Consider how often the capitalist class has attempted to return to slavery. When black Americans were emancipated, they finagled the language of the 13th Amendment, guaranteeing free labor from anyone convicted of a crime; the obvious and predictable result was mass incarceration of the blacks who once formed the slave class, returning them to involuntary servitude, and has culminated in a for-profit prison system whose workforce is both as numerous and as helpless as their literally enslaved ancestors. When unions began to empower working people, capitalists fought back with every means at their disposal; when they could murder, they murdered, and when they could no longer murder, they bought off the government, which has systematically overturned every protection the workers had in order to weaken the power of the organized laborer. They have converted the workforce from permanent employees to “contractors” and “freelancers”, imbued with the “independence” to receive no benefits and to lose their incomes on the whim of an accountant or the turning of a page on the calendar. They have taken their jobs overseas, to countries with no worker protections where they can pay pennies a day and hire local brutes to crush any resistance out of their countrymen; they have outsourced their production to countries that use political prisoners and children as a workforce. If anyone in America dares complain about the increasing loss of worker protections, they are told to keep quiet lest their job is shipped out of the country. They have automated millions of jobs out of existence, but rather than pay taxes to help keep the displaced workers alive, they have kept every penny — and fought every attempt to be responsible for the lives they have ruined. They have poisoned the planet possibly beyond salvation, making perfectly clear that, far from simply seeking a slight advantage over their workforce, they are willing to kill off the human race if it means a higher number at the bottom of their yearly ledger.
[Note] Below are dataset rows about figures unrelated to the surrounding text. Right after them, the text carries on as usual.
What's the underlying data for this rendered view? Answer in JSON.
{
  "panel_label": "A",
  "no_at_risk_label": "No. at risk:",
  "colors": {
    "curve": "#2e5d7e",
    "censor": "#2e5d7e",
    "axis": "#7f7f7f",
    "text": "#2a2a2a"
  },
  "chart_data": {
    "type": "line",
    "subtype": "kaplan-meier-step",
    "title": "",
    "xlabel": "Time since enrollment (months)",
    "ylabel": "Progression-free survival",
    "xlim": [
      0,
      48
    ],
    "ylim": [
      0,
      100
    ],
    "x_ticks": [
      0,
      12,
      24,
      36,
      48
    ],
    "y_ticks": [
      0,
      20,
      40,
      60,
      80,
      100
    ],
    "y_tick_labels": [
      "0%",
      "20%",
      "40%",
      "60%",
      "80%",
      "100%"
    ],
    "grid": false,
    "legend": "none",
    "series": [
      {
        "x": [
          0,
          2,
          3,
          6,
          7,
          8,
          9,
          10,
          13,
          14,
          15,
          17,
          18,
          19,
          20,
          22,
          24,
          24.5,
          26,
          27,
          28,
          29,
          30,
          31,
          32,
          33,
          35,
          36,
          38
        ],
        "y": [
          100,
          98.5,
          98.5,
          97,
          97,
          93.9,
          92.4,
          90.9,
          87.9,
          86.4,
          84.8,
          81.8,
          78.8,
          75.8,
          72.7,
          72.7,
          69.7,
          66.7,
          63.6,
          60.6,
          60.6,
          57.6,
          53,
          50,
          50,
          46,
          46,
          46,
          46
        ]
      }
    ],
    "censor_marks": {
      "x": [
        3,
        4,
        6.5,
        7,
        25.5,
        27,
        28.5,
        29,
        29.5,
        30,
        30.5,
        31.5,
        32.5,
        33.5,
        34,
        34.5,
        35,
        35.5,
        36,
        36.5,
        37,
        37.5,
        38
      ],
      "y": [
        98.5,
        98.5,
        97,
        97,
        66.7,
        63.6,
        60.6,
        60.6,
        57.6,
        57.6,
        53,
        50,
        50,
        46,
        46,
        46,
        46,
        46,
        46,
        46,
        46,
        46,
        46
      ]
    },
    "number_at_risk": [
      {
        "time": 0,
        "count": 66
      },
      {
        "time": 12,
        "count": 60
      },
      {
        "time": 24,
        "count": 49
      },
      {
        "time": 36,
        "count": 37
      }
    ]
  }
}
We can have conversations about Southern prison labor and the Clintons’ role in supporting it. We can talk about the carceral state and how it has led to a shameful profit motive intruding on the justice system. We can talk about how different cultures perceive slavery, and the degree of guilt or innocence people play in being a part of it. But never forget this: the endgame of capitalism is always a return to slavery. We are either part of that process, or we are fighting against it. Make your choice.